Strong female characters require a lot more than mere muscle or a quick trigger finger. Both these attributes can be fine, but they’re precisely that–attributes–not a personality. Left on their own to define any character, all they can do is prop up a cardboard cutout of what was supposed to be a person.
Writers who make this mistake often do so with the very best of intentions. They generally want to write a woman who can handle herself in confrontations and be the story’s hero, subverting the tired old “damsel in distress” trope. And that’s certainly fair enough (I hate that trope, too!), but the key to any strong character–male or female–is a three-dimensional personality.
How about an example?
Agent Dana Scully of The X-Files is one done very right. Yes, she is tough. During the show’s run, she is adept in situations regarding fighting or gunplay. But there’s so much more to the character. She has a soft spot for junkfood (and even longs for a pizza while performing an autopsy!); has complicated relationships with both her partner and her family; possesses an analytical, scientific mind; and examines her faith at various points in the series.
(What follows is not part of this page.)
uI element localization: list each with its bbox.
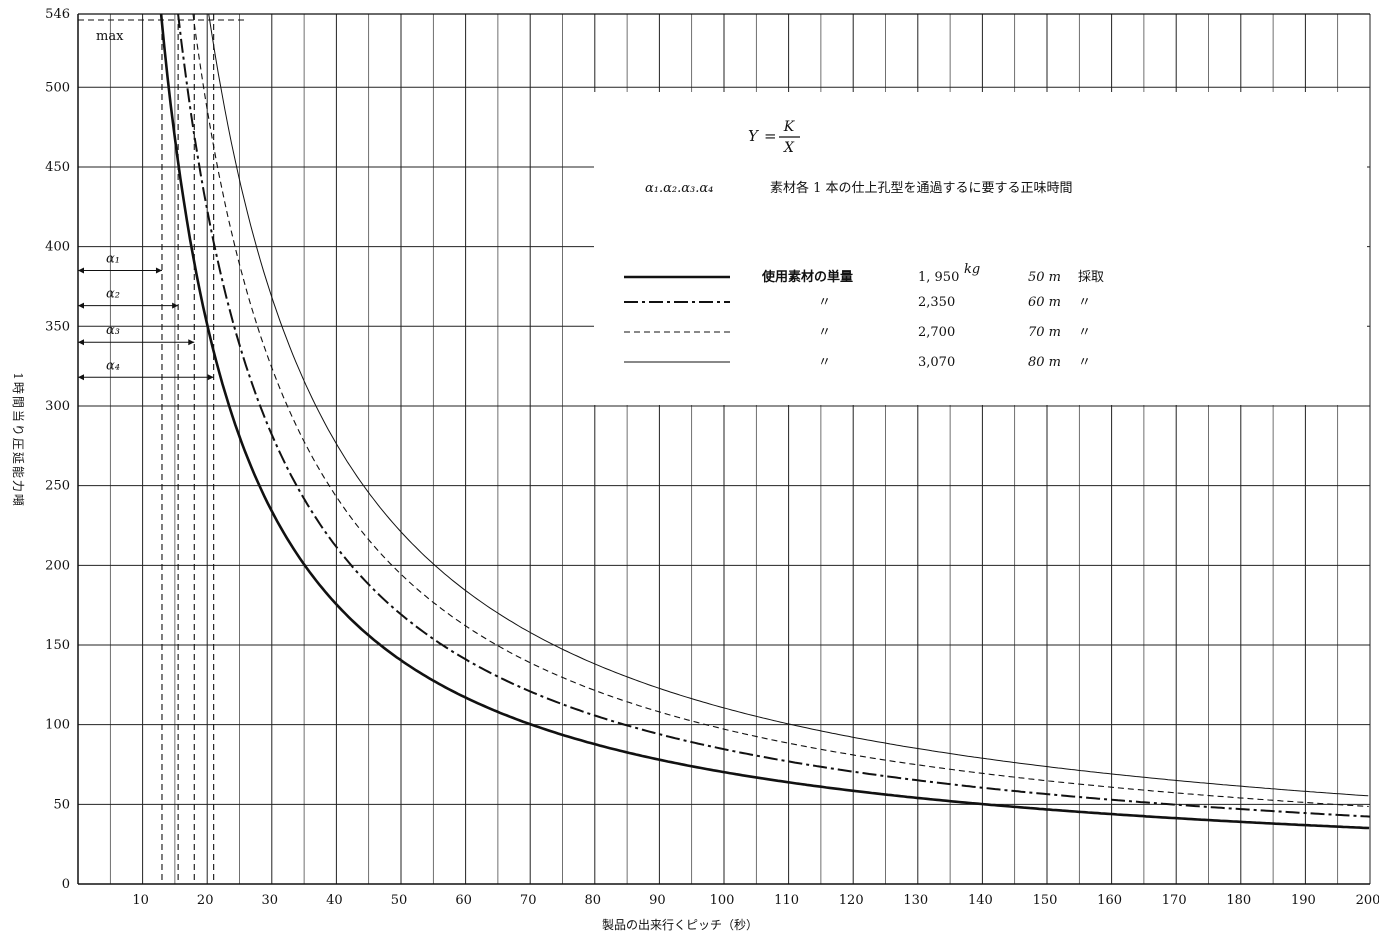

So, what does the above list of traits have to do with Scully being a strong female character? Everything. Because even if she didn’t know how to fight or use a gun, she’d still be a strongly written character. Period.
As mentioned earlier, this doesn’t mean that a strong female character can’t be a badass, merely that she has to be more than that label. Vulnerabilities, quirks, and unique perspectives are part of what makes any character “strong,” and women should never be an exception to the rule.